Um zu lernen und zu wachsen, muss der Mensch neue Erfahrungen machen. Neue Erfahrungen machen wir aber nicht, wenn wir uns stetig auf ein und denselben Pfaden bewegen. Um Neues zu lernen, muss ich mich zwangsläufig aus meiner gewohnten «Umgebung» herausbewegen. Ich muss den Schritt aus der Komfortzone in die sog. Lernzone wagen. Nur jenseits dieser Grenze gibt es das Potenzial für unsere persönliche Weiterentwicklung. 

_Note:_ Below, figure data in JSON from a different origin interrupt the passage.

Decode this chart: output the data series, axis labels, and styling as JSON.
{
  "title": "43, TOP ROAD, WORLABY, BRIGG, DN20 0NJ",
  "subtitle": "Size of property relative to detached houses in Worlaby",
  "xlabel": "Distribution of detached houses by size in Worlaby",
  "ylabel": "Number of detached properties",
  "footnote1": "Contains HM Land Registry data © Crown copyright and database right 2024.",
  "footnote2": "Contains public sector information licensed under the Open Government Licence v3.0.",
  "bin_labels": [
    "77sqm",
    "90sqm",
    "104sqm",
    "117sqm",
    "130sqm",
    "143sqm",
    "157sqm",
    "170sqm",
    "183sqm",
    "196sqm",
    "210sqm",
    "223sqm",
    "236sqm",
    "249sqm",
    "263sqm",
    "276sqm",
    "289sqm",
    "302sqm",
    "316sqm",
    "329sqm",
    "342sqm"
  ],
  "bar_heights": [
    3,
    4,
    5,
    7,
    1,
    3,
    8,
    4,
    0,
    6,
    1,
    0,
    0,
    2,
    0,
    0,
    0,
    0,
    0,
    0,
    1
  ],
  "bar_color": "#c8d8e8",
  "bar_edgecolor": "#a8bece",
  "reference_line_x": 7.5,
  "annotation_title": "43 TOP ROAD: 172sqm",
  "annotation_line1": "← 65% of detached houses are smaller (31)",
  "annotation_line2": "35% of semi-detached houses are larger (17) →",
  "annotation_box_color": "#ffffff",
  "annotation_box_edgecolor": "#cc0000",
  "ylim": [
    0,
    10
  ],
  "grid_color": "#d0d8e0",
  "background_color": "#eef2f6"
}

Diese Weiterentwicklung ist aber nicht ohne Gefahren möglich. Wir können nie vorher mit Sicherheit wissen, wie unser Geist und Körper beim Betreten von diesem Neuland reagieren wird. Wir haben (hoffentlich) Vorerfahrungen, aber nie werden wir Neues mit derselben Sicherheit erfahren können wie Gewohntes. Ein gewisses Risiko steckt daher in jedem Lernprozess. Wieviel Risiko wir dabei eingehen, obliegt uns. Wie schwer es aber manchmal ist, die mit neuen Erfahrungen verbundenen Risiken richtig einzuschätzen, möchte ich im Folgenden mit euch teilen. 

Am Berg

Ich bin eine Bergziege. Nicht von Geburt an, aber doch die meiste Zeit meines bisherigen Lebens. Als Kind musste mich mein Vater regelrecht den Berg hochlamentieren. Dabei ging er nicht besonders geschickt vor. Es gab Androhungen von Süssigkeiten- und Fernsehverbot bis hin zu Trinkverboten bis wir oben sind. Die Peitsche kam ohne das Zuckerbrot daher.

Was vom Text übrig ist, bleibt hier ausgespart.